Аббат Франсуа Биротто под проливным дождем возвращается домой, к своей квартирной хозяйке мадемуазель Тамар. В туфлях его хлюпает вода, и он с «домовитым вожделением» мечтает о миге, когда очутится в теплой библиотеке, завещанной ему каноником Шапелу. Служанка подозрительно долго не отпирает ему дверь, заставляя его мокнуть под водосточной трубой, а попав наконец в дом, он не находит под рукой ни своего любимого подсвечника, ни кочерги, ни домашних туфель. Да и свет в доме не горит… Он чувствует, как его охватывает ощущение надвигающейся бездны. Дом, в котором он до этого проклятого вечера блаженствовал и наслаждался жизнью, как истинный буржуа, в одночасье превратился в ад.
Утром за завтраком аббат Биротто поинтересовался, не нарушило ли его позднее возвращение покоя хозяйки? «Вот именно! Мадемуазель Гамар только заснула, когда вы ее разбудили, и потом не могла сомкнуть глаз всю ночь!»
Биротто, унаследовавший от каноника Шапелу и квартиру, и мебель, и библиотеку, считал себя полновластным хозяином дома. Он ходил в гости, наносил визиты, и грач в вист и ни разу не подумал о том, чтобы пригласить с собой Софи Гамар, которая считала, что вполне этого заслуживает. На самом деле в глазах света она оставалась «выскочкой», потому что ее отец, мелкий лесоторговец из Тура, был просто разбогатевшим крестьянином, выгодно купившим в годы террора этот прекрасный дом.

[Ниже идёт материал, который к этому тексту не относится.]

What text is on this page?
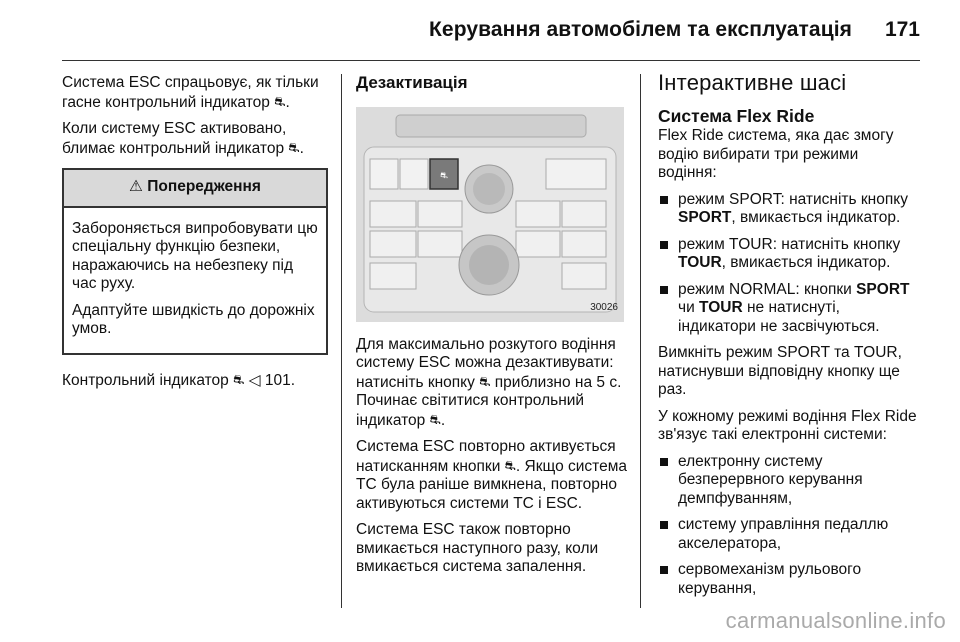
Керування автомобілем та експлуатація 171

Система ESC спрацьовує, як тільки гасне контрольний індикатор ⛐.

Коли систему ESC активовано, блимає контрольний індикатор ⛐.

⚠ Попередження

Забороняється випробовувати цю спеціальну функцію безпеки, наражаючись на небезпеку під час руху.

Адаптуйте швидкість до дорожніх умов.

Контрольний індикатор ⛐ ◁ 101.

Дезактивація
⛐
30026

Для максимально розкутого водіння систему ESC можна дезактивувати: натисніть кнопку ⛐ приблизно на 5 с. Починає світитися контрольний індикатор ⛐.

Система ESC повторно активується натисканням кнопки ⛐. Якщо система TC була раніше вимкнена, повторно активуються системи TC і ESC.

Система ESC також повторно вмикається наступного разу, коли вмикається система запалення.

Інтерактивне шасі
Система Flex Ride

Flex Ride система, яка дає змогу водію вибирати три режими водіння:

режим SPORT: натисніть кнопку SPORT, вмикається індикатор.
режим TOUR: натисніть кнопку TOUR, вмикається індикатор.
режим NORMAL: кнопки SPORT чи TOUR не натиснуті, індикатори не засвічуються.

Вимкніть режим SPORT та TOUR, натиснувши відповідну кнопку ще раз.

У кожному режимі водіння Flex Ride зв'язує такі електронні системи:

електронну систему безперервного керування демпфуванням,
систему управління педаллю акселератора,
сервомеханізм рульового керування,
carmanualsonline.info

Против аббата Биротто плетет интригу аббат Трубер, властный человек, который «ступает торжественным шагом и сурово оглядывает всех исподлобья». Одним своим видом он внушает людям уважение.
Каноником назначают аббата Пуареля, а аббат Биротто простодушно подписывает свою «отставку». После чего аббат Трубер моментально вселяется в его квартиру. Биротто остался «без крыши над головой, без денег и имущества».
Эта история, при всей своей занимательности, немного потерялась на фоне событий 1826 года, когда кругом обсуждали болезнь и смерть Наполеона, спасение Людовика XVII, похищенного из тюрьмы Тампль чуть ли не в выдолбленном изнутри бревне, и, разумеется, бесчисленные жертвы Революции…
Тем не менее воцарение Иасента Трубера у мадемуазель Гамар имело глубокий скрытый смысл. Он не собирался останавливаться на достигнутом. В 1827 году он уже стал монсеньором Иасентом, епископом Труа. Его образ послужил прославлению «Конгрегации», доказательством того, что Власть и Церковь далеко не всегда существуют независимо друг от друга.
Трубер, выживший из дома Биротто, показал, словно через увеличительное стекло, как Церковь после десяти лет атеизма и двадцати лет конкордата снова обретает во Франции власть.
Действие романа «Старая дева» разворачивается в Алансоне в 1816 году. Мифологическим задним планом служат на сей раз не взаимоотношения Церкви и государства, а идеологический спор между монархистами, либералами и республиканцами.
Роза Мария Виктория Кормон — не слишком умная, но богатая владелица прекрасного дома — давным-давно должна была обзавестись семьей, однако жизнь повернулась так, что она осталась одна. В годы террора она напрасно искала себе мужа-дворянина, во времена Империи не желала связывать свою судьбу с «пушечным мясом».